Under Chakravarty’s care, Friddle’s pregnancy with her daughter, Eleanor, progressed normally. “I was stable, and my lupus symptoms were completely under control,” she says. “It was almost as if I didn’t have lupus at all.” Eleanor was born healthy, and Friddle breastfed her daughter without a problem. But when her daughter began weaning, Friddle says, things began to “get screwy.”
Her days would begin with her hands feeling puffy and stiff. Sometimes, her ankles and knees would also swell. The pain and inflammation interfered with her ability to go about her normal activities—raising Eleanor, working as a historic preservation officer in the Oklahoma City Planning Department. But things really went off the rails when Friddle and her husband, Shane, took Eleanor to the zoo one spring day.
Despite applying sunscreen, Friddle suffered what she at first believed was a moderate sunburn. But lupus can cause extreme sensitivity to ultraviolet rays, and by the next morning, her skin had turned bright red. Her joints ached, and she was running a fever. She eventually “put two and two together” and realized her symptoms were likely related to her lupus. She called Chakravarty, who quickly admitted her to the hospital.
There, tests showed that Friddle’s white blood cell count was plummeting. Something—sun exposure, the hormonal effects of halting breastfeeding, or, most likely, a combination of both—had caused her body to turn on itself.

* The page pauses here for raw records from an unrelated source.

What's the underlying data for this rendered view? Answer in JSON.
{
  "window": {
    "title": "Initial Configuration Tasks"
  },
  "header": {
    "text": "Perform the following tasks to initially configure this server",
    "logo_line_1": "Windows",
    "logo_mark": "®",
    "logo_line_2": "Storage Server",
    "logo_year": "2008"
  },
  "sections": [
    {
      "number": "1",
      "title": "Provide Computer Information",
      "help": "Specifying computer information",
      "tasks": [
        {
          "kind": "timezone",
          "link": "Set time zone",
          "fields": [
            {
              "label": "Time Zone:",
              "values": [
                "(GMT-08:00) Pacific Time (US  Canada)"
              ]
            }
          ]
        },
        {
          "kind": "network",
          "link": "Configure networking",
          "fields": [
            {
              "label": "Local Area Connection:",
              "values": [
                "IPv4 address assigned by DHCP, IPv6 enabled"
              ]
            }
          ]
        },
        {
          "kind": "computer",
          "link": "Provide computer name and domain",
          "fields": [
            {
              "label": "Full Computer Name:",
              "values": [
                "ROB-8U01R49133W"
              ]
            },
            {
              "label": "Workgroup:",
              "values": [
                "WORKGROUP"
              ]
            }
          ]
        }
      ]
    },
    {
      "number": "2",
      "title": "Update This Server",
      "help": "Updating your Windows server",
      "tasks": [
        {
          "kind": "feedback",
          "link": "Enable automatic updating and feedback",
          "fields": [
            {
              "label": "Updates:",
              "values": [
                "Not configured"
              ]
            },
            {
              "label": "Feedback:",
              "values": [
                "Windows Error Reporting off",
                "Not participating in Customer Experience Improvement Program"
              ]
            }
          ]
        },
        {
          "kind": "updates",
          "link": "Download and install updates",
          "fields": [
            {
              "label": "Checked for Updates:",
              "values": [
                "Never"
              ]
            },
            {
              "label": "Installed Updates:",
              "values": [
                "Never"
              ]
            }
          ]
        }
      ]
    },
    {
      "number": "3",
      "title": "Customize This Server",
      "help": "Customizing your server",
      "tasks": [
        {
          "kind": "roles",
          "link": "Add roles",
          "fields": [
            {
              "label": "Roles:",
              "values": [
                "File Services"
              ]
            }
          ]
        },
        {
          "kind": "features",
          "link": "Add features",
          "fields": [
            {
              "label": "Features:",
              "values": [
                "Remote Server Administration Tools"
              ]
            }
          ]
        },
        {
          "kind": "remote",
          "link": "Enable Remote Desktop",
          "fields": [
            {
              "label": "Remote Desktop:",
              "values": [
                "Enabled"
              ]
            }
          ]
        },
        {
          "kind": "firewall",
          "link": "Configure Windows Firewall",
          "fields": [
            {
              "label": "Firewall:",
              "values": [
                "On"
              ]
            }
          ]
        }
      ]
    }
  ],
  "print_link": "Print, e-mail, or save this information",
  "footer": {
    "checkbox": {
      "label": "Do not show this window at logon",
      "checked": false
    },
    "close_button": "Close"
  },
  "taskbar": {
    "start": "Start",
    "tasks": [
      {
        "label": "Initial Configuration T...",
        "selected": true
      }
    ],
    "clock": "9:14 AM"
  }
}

Friddle was suffering a lupus flare, a serious and potentially life-threatening bout of disease activity.
For four days, her physicians treated her with massive doses of steroids. Over time, the drugs quelled the widespread inflammation that had sent her immune system into attack mode.
“I’d never had a flare that severe before,” says Friddle. But the episode served as a wake-up call of sorts. “I had to come to grips with the fact that this was going to be my reality, dealing with fatigue and joint inflammation.”

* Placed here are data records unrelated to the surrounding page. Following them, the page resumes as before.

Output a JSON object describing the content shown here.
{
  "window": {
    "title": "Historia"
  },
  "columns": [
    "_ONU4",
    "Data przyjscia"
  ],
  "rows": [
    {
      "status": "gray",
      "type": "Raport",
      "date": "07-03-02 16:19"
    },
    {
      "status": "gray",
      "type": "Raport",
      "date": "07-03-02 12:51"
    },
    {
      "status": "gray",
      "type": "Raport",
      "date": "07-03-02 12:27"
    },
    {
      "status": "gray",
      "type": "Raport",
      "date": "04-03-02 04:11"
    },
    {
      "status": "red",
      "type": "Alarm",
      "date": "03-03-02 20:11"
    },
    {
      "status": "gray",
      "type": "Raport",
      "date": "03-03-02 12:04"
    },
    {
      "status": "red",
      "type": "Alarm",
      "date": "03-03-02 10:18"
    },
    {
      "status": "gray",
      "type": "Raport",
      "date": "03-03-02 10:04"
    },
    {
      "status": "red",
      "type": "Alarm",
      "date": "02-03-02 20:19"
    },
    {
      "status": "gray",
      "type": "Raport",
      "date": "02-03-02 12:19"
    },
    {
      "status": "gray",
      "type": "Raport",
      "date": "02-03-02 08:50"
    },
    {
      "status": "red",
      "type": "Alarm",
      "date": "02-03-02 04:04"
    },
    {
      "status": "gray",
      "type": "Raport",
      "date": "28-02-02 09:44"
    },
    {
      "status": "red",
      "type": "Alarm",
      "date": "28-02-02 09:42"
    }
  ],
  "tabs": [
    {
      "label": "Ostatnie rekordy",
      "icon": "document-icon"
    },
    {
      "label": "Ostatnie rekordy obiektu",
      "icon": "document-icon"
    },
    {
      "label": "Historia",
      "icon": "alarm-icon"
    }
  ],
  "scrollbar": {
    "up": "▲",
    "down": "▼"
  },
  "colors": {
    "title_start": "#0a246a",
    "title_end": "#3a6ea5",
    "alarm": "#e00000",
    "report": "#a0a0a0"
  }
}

That autumn, she began experiencing soreness in her hip. An MRI revealed vascular necrosis; the bone in her hip was collapsing due to lack of blood supply. “The ball of my femur was basically flattened,” she says. Her doctors couldn’t say for sure, but they suspected the long-term use of prednisone to control lupus flares had caused the condition.
Following months of mounting pain and immobility, Friddle opted to undergo hip replacement surgery. She was 31 years old.
After a successful recovery, Friddle continued to see Chakravarty regularly. Through a combination of careful monitoring and medication adjustments, the flares had subsided. When she nervously broached the idea of a second child, Chakravarty gave her the thumbs up. “As always, Eliza was supportive and encouraging,” says Friddle.
The OMRF physician worked closely with her patient to plan for the pregnancy. They tracked Friddle’s symptoms, and Chakravarty changed her meds to “pregnancy safe” options. Once Friddle conceived, Chakravarty encouraged her to be vigilant and to keep in constant contact. “She helped me learn to listen to how I was feeling and to speak up—call, come in, get checked out—if something was off.”
Jack Friddle was born in June 2017. The pregnancy was uneventful, and the healthy newborn tipped the scales at seven pounds.
Chakravarty adjusted her patient’s treatment regimen following Jack’s birth. These days, Friddle feels great. “My blood work has been very good and stable, and I really don’t have any symptoms to report.”
She knows her bout with lupus is far from over. But with Chakravarty in her corner, she feels confident about managing her disease. “Eliza is so responsive and knowledgeable. She always helps me think through my options and my goals for my health.”
Chakravarty is only too happy to help her patients navigate the waters of pregnancy—and beyond. “I care about them. I care about their babies. My goal is for every one of them to live happy, healthy lives.”
Each year, come the holidays, there are few things Chakravarty enjoys more than receiving a fresh batch of cards. Her bulletin board may be full, but there’s still plenty of space left on the walls for new photos of kids. No matter their age, they’ll always be her babies.